Article - December 17, 2012
The Nigerian Export-Import Bank, NEXIM, is aiming to become Africa’s most prominent export development bank by 2015
ROBERT ORYA, MANAGING DIRECTOR OF NEXIM BANK
When Robert Orya took over the helm of NEXIM (the Nigerian Export-Import Bank) in 2009, the bank was struggling under the weight of a considerable non-performing loans portfolio, and had strayed from its original mandate to help support Nigeria’s non-oil export economy. This situation came to a head with a crippling 2009 financial year loss of N4.2 billion ($26.6 million) for the bank.

After Mr Orya’s appointment, he immediately went about streamlining NEXIM’s activities, refocusing lending on non-oil sectors, implementing new risk management frameworks and instilling corporate governance structures throughout the institution. By the end of 2010, just a year later, NEXIM was showing profits of more than N216 million and was well on its way to fulfilling a new mission: to become the leading export-import bank in Africa by 2015.

In 2011, NEXIM was able to support exporters only to the tune of N10.14 billion and to grant risk-bearing facilities of N3.34 billion, while increasing efficiency in facility access. For 2012-2013, Mr Orya is targeting loans of N50 billion. By 2015, he wants to raise this to N94 billion. 

“We were able to turn the bank around in 16 months. In the two and a half years I have been here, we have been able to support exporters with over N26 billion and also provide mixed bearing facilities of $32 million [N5 billion], which translates into the creation of 14,000 jobs. So our transformation is completely on track, primarily due to the professional staff we have managed to bring in, who are highly motivated, and we are hopeful of becoming the leading export-import (EXIM) bank in Africa by 2015,” says the managing director.

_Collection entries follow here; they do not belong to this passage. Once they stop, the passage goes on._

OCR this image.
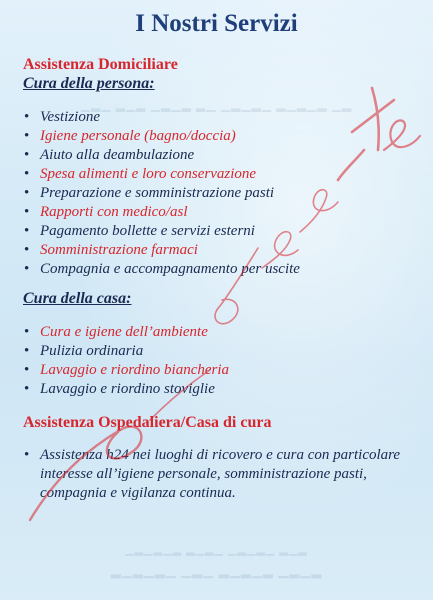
▁▂▁ ▂▁▂ ▁▂▁▂ ▂▁ ▁▂▁▂▁ ▂▁▂▁▂ ▁▂
▁▂▁▂▁▂ ▂▁▂▁ ▁▂▁▂▁ ▂▁▂
▂▁▂▁▂▁ ▁▂▁ ▂▁▂▁▂ ▁▂▁▂
I Nostri Servizi
Assistenza Domiciliare
Cura della persona:
• Vestizione
• Igiene personale (bagno/doccia)
• Aiuto alla deambulazione
• Spesa alimenti e loro conservazione
• Preparazione e somministrazione pasti
• Rapporti con medico/asl
• Pagamento bollette e servizi esterni
• Somministrazione farmaci
• Compagnia e accompagnamento per uscite
Cura della casa:
• Cura e igiene dell’ambiente
• Pulizia ordinaria
• Lavaggio e riordino biancheria
• Lavaggio e riordino stoviglie
Assistenza Ospedaliera/Casa di cura
• Assistenza h24 nei luoghi di ricovero e cura con particolare interesse all’igiene personale, somministrazione pasti, compagnia e vigilanza continua.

Mr Orya adds, “In carrying out our strategy, we first identified sectors where we believed a lot of jobs could be generated, as well as trade exchange, and where we could provide returns to our shareholders (the Central Bank of Nigeria and the Ministry of Finance.) This is key in order to have their support to become the biggest EXIM bank in Africa. So far, the journey has been successful, and we have given the government some proposals that have been received favourably and as soon as we get the green light, I believe we will be able to achieve great things.”

Through the bank’s Direct Lending Facility (DLF), NEXIM lends money directly to Nigerian exporters to help fund their purchases of capital goods, raw materials, packaging materials and spare parts.The DLF can also provide financing for infrastructure as well as the revitalisation and modernisation of exporters’ plants and machinery.

Now back in shape and functioning optimally, NEXIM is set to play a critical role in the diversification of Nigeria’s economy.

One of Mr Orya’s main objectives within the bank’s drive for economic diversification is to deepen sub-regional trade. To this end, a priority focus is NEXIM’s $61.5 million Sealink initiative that targets the creation of a shipping line that will boost trade within the Economic Community of West African States (ECOWAS).

“What we are trying to reverse in Nigeria is our exporters looking to the American and European markets where we cannot necessarily produce competitively. We looked at the position of Nigeria within ECOWAS and realised that the combined population was 300 million people, with Nigeria alone accounting for some 170 million. So why would our exporters want to go and compete in a market where they do not have a competitive advantage when we have a lot of potential in this region?” says Mr Orya.

Sealink is expected to boost maritime trade within the economic community by 300 per cent. The new shipping company will connect West and Central African ports with a fleet of 3,000 to 5,000-tonne ships that will greatly reduce goods shipment times, in addition to lowering the cost of business for regional companies.

“We cannot just hand out loans to exporters when we know that trade barriers exist. We need to address those barriers first. Right now, there is no efficient transport system to move goods within the region. There is no way to deepen trade without efficient cargo vessels. If we do not step in to address these issues, our exporters cannot get value for what they are doing,” concludes the managing director.